The Woodvale- Atlantic race begins in the Canary Islands and culminates in Antigua in mid-January. It is a race of epic proportion pitting rowing crews of four, two, and solo sailors against the open ocean, each other, and themselves. Having recently witnessed the arrival of the first two-man crew to complete the crossing I had many questions and comments that I am sure are quite common amongst the ordinary observer. Why would you voluntarily subject yourself to 100 days at sea in a rowboat? Why would you take the risk with your life and your sanity for an experience or a title? Are they narcissistic, full of hubris, mad? Is there something more here?
I argue that they are perfectly sane, more so than you or I. It is in the quest of the unknown about one's world, mind, and purpose that they race. In now way do I suggest that what is learned will result in enlightenment, but it will fundamentally change the way in which that sailor sees the world. When physical activity reaches a level of strain and routine that the mind is freed to explore beyond the fulfillment of that action, true subconscious exploration can begin. This mental space can be a dangerous and liberating place. As an artist who engages in endurance based performance works, I can directly relate to this need to explore the raising of the subconscious to a conscious level.
Often the mark of a civilization is determined in the remnants of attempts at challenging and overpowering their surroundings. Cities rise, roads connect, and the course of nature and humanity is altered. Yet somewhere in this struggle nature begins to reclaim what has been taken. Humanity has the tendency to loose focus. The ocean offers a different interaction. We cannot excavate its surface to learn of past crossings. We have begun to search its depths for clues to those that have been claimed by the sea. But for all of our technology we are still at its mercy.

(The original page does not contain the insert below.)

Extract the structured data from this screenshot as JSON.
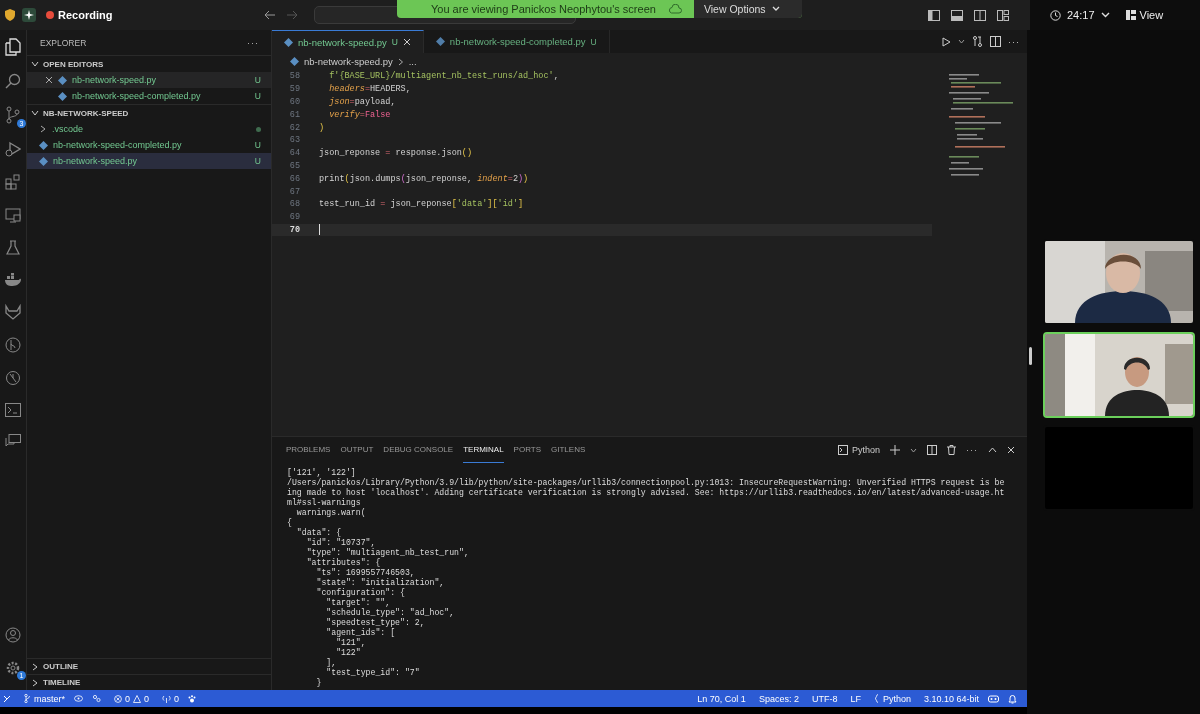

We know of our relationship to the sea from those who have come before us, a last bastion of the oral tradition. What these sailors learn while in close consort with their own mortality is vital for our own understanding of immortality. Of how we remain a part of everything that has come before us while directing today what is to come. Art in some ways is a mirror of our society. I can only hope that the we learn from the image of a duct taped oar about the importance of making it work with what ever you have for the sake of those that will come after you. That beauty can be found in adversity, and adversity can be overcome through the upkeep of the oral tradition.